Nikah memurunun bana uzattığı mikrofona hiç bir sorunum yokmuş gibi neşeyle yaklaştım.

"Evet."

"O zaman bende sizi eş ilan ediyorum! Mutluluğunuz daim olsun."

Yine etraf alkış sesleri dolduğunda hepimiz ayağa kalkmıştık.
Memur tebrik etmesini bitirdikten sonra bende tek tek sarılıp tebrik etmiştim.
Omii böyle bir zahmete girmemişti, köşede öylece bekliyordu.
Ben annelerini tebrik etmekle uğraşırken o yanına gelen görevliyle uzaklaşmaya başlamıştı.
Neden olduğunu anlamamıştım.
Muhtamelen bir sorunu halledememişlerdi.
Onun gittiği kısa arada Osamu ve Suna'nın yanına gidip onlarla uğraşma gereği duymuştum.

"Selam ezikler."

Kalabalığın benim gittiğim yerde artmasıyla buralar daha sakin ve gürültüsüz kalıyordu.
Sırıtıp karşılarındaki sandalyeye oturduğumda umursandığım pek söylenemezdi.

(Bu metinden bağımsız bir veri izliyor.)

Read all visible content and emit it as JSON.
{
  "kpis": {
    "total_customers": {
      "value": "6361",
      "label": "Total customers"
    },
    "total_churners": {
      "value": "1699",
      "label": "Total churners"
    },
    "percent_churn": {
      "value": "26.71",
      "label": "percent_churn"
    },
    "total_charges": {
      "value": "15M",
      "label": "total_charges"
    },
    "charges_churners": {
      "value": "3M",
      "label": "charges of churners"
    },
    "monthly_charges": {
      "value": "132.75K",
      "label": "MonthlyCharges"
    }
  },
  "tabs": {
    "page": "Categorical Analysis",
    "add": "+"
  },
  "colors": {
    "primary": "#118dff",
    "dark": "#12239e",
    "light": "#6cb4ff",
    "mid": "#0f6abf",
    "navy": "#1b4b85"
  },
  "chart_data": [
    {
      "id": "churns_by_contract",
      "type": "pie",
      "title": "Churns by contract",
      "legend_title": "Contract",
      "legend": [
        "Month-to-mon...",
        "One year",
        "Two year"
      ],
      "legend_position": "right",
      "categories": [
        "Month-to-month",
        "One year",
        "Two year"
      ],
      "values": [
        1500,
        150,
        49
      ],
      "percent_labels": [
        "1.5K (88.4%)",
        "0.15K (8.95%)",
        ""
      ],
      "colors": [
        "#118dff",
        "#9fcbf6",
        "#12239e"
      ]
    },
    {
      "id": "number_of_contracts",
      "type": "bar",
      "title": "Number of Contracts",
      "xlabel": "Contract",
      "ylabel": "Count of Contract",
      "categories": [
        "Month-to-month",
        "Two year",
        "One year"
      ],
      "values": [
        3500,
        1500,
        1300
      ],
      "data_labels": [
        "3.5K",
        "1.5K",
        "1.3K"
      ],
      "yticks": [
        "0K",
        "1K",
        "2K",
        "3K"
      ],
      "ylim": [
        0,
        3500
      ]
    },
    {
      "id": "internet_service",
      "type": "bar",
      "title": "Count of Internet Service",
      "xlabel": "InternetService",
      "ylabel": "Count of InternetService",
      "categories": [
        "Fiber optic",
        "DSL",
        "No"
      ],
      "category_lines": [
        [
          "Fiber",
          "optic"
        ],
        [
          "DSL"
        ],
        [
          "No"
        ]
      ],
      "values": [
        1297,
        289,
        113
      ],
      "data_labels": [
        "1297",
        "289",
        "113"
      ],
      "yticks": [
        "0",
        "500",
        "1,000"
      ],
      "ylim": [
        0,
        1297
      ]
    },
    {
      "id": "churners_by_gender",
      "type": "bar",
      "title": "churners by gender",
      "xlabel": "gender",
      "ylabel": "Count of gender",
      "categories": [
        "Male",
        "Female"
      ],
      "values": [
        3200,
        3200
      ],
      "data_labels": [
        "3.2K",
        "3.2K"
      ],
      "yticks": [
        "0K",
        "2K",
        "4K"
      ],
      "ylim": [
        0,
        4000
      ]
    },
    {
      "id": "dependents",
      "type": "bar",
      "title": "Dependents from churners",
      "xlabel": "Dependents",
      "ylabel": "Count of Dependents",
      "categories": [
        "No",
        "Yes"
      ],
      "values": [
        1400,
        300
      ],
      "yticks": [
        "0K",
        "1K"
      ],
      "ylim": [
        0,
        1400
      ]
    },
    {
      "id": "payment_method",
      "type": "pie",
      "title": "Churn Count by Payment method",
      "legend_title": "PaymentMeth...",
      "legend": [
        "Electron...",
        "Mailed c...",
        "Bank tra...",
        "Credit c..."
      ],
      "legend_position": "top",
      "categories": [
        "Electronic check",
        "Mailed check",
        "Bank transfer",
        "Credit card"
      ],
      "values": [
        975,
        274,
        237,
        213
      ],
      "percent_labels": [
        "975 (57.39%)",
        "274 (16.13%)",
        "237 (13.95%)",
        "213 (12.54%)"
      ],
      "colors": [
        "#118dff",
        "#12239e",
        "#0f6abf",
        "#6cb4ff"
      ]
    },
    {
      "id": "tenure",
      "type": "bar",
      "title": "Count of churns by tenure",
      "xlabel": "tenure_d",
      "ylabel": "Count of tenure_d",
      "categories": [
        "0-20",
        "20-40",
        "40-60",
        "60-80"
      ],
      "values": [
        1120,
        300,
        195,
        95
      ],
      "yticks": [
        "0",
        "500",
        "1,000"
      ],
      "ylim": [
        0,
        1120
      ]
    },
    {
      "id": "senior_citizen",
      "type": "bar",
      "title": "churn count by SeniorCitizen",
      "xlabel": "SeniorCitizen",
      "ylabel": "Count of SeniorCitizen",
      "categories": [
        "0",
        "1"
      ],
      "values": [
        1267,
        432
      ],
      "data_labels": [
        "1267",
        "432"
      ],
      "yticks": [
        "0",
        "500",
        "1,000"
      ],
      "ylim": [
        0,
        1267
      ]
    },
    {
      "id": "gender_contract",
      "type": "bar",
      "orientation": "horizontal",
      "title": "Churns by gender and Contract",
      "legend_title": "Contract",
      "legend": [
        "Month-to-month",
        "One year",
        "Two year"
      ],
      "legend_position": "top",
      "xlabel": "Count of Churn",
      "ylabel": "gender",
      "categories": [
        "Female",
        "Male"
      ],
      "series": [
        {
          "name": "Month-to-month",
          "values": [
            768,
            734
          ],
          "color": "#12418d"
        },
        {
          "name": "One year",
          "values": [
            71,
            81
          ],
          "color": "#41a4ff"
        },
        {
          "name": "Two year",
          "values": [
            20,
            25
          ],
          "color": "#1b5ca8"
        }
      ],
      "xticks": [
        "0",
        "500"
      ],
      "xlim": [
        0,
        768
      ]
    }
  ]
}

"Birileri herkesin gözünde fazla ünlü."

"Şansın iyi gitmiştir."

Osamu'nun alaycı gülüşüyle yüzüne yumruk atasım gelmişti.

"Onun dışında nasıldı? Kaldırabildin mi?"

Suna'nın imaları sayesinde Sakusa ile girdiğimiz iddayı hatırlamıştım.
Onun yanındayken bile utanıyordum nasıl kaldırabilirdim ki?

"Of hayır,"

Aniden değişen modum beni mutsuz olmaya sürüklemişti.

"Neden yapamıyorsun Atsumu?"

"Adamın şeyini kaldırmasının kolay olduğunu mu sanıyorsun?"

Suna'nın ciddileşmesini Osamu dalga geçerek bozuyordu.
Hangisi kardeşimdi bilmiyordum.
Sözlükte şerefsizliğin karşılığı Osamu'ydu resmen.

"Geldiğim gibi gitmeme sebep olduğunuz için teşekkür ederim."

Sandalyeden kalkıp tam gidecekken enseme aldığım darbeyle gözlerim kararmıştı.
Kendimi ayakta durmak için zorlasamda duramamış yere yığılmıştım.
Ve gördüğüm son şey Osamu'nun piç sırıtışıydı.